A bit late to the party here, but as a general rule I despise all functions with BEGIN .. END
, they almost never perform well, and since this covers all scalar functions (until Microsoft implement inline scalar expressions), as such whenever I see one I look for an alternative that offers similar reusability. In this case the query can be converted to an inline table valued function:
CREATE FUNCTION dbo.RemoveNonAlphaCharactersTVF (@String NVARCHAR(1000), @Length INT)
RETURNS TABLE
AS
RETURN
( WITH E1 (N) AS
( SELECT 1
FROM (VALUES (1), (1), (1), (1), (1), (1), (1), (1), (1), (1)) n (N)
),
E2 (N) AS (SELECT 1 FROM E1 CROSS JOIN E1 AS E2),
N (Number) AS (SELECT TOP (LEN(@String)) ROW_NUMBER() OVER(ORDER BY E1.N) FROM E2 CROSS JOIN E1)
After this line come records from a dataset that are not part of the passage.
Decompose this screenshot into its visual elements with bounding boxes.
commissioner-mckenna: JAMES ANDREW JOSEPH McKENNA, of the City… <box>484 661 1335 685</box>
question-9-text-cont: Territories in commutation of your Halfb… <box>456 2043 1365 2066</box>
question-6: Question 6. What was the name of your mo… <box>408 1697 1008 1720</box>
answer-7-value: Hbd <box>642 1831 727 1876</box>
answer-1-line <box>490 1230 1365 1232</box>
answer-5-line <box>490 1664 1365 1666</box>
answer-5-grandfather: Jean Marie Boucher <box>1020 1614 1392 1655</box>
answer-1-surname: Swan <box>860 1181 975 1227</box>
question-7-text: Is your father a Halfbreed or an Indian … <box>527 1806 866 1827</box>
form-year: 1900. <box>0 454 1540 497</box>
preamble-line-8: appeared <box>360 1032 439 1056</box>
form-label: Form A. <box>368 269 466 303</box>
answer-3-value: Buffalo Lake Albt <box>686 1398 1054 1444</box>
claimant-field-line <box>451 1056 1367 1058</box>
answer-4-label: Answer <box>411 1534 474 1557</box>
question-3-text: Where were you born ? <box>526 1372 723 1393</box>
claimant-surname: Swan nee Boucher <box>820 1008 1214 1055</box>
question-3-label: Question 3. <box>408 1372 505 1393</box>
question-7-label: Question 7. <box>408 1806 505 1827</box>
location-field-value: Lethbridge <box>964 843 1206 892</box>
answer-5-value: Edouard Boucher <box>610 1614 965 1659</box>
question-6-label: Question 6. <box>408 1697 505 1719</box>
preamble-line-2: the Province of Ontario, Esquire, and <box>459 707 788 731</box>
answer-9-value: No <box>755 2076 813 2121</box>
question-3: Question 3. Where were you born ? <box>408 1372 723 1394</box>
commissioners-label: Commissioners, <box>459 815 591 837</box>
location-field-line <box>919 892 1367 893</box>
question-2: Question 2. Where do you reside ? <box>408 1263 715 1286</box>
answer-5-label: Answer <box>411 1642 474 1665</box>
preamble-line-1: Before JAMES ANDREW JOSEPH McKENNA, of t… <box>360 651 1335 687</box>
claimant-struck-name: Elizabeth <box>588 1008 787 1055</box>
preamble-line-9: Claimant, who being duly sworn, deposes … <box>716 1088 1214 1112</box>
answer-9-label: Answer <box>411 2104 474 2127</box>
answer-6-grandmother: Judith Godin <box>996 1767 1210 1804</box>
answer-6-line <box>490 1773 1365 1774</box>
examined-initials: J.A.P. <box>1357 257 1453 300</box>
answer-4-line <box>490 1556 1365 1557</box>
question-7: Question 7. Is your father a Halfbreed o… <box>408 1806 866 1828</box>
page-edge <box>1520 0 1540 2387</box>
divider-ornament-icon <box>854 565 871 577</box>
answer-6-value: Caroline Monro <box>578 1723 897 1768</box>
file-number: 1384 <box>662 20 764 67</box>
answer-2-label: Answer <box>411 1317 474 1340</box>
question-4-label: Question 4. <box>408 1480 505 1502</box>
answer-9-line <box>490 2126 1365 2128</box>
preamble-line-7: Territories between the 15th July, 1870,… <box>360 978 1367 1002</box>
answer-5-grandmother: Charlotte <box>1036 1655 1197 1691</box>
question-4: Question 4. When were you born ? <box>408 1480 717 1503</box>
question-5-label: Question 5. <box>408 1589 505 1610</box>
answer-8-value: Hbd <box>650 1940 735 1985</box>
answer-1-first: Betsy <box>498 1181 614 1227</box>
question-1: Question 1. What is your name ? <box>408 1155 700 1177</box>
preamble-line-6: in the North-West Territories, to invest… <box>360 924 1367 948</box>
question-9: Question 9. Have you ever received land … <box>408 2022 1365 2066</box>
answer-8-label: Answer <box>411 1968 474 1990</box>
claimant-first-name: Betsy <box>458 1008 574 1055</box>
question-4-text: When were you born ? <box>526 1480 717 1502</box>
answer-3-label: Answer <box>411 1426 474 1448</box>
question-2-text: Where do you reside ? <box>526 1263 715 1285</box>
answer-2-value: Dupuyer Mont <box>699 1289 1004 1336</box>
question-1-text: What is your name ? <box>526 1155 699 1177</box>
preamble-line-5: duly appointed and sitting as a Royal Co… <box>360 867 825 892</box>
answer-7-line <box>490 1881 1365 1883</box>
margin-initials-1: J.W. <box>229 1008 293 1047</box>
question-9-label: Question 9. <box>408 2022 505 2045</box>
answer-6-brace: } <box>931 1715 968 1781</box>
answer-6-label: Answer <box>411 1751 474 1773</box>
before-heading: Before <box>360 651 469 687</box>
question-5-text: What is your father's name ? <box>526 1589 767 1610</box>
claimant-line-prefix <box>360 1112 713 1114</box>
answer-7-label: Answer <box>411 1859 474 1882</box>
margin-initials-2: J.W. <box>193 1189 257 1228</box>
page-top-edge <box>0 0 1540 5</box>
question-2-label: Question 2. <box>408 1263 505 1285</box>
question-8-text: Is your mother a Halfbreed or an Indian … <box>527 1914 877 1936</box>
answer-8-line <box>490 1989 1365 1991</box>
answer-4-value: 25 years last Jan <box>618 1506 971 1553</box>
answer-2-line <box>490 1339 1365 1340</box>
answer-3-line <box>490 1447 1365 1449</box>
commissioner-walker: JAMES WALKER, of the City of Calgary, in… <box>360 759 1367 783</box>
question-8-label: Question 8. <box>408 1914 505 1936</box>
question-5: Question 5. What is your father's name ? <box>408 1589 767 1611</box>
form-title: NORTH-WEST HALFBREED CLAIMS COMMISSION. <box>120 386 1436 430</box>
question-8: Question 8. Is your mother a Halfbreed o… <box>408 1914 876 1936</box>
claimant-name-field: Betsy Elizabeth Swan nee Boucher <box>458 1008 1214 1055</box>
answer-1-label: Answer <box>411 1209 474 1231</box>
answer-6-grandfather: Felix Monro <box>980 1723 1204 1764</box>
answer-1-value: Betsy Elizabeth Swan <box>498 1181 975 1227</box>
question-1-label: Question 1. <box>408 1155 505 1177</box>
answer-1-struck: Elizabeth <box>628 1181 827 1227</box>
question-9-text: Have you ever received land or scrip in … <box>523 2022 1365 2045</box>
SELECT Result = ( SELECT TOP (ISNULL(@Length, 1000)) SUBSTRING(@String, n.Number, 1)
FROM N
WHERE SUBSTRING(@String, n.Number, 1) LIKE '[a-Z]'
ORDER BY Number
FOR XML PATH('')
)
);
All this does is use a list of numbers to expand the string out into columns, e.g. RA123 *JU23T
becomes:
Letter
------
R
A
1
2
3
*
J
U
2
3
T
The rows that are not alphanumeric are then removed by the where clause:
WHERE SUBSTRING(@String, n.Number, 1) LIKE '[a-Z]'
Leaving
Letter
------
R
A
J
U
T
The @Length
parameter then limits the characters (in your case this would be 4), then the string is rebuilt using XML concatenation. I would usually use FOR XML PATH(''), TYPE).value('.', 'NVARCHAR(MAX)')
for xml concatenation to allow for xml characters, but since I know there are none I haven't bothered as it is additional overhead.
Running some tests on this with a sample table of 1,000,000 rows:
CREATE TABLE dbo.T (String NVARCHAR(1000));
INSERT T (String)
SELECT TOP 1000000 t.String
FROM (VALUES ('Nagpur District'), ('Ill Fated'), ('RA123 *JU23'), ('MAC')) t (String)
CROSS JOIN sys.all_objects a
CROSS JOIN sys.all_objects B
ORDER BY a.object_id;
Then comparing the scalar and the inline udfs (called as follows):
SELECT COUNT(SUBSTRING(dbo.RemoveNonAlphaCharacters(t.String), 1, 4))
FROM T;
SELECT COUNT(tvf.Result)
FROM T
CROSS APPLY dbo.RemoveNonAlphaCharactersTVF (t.String, 4) AS tvf;
Over 15 test runs (probably not enough for an accurate figure, but enough to paint the picture) the average execution time for the scalar UDF was 11.824s, and for the inline TVF was 1.658, so approximately 85% faster.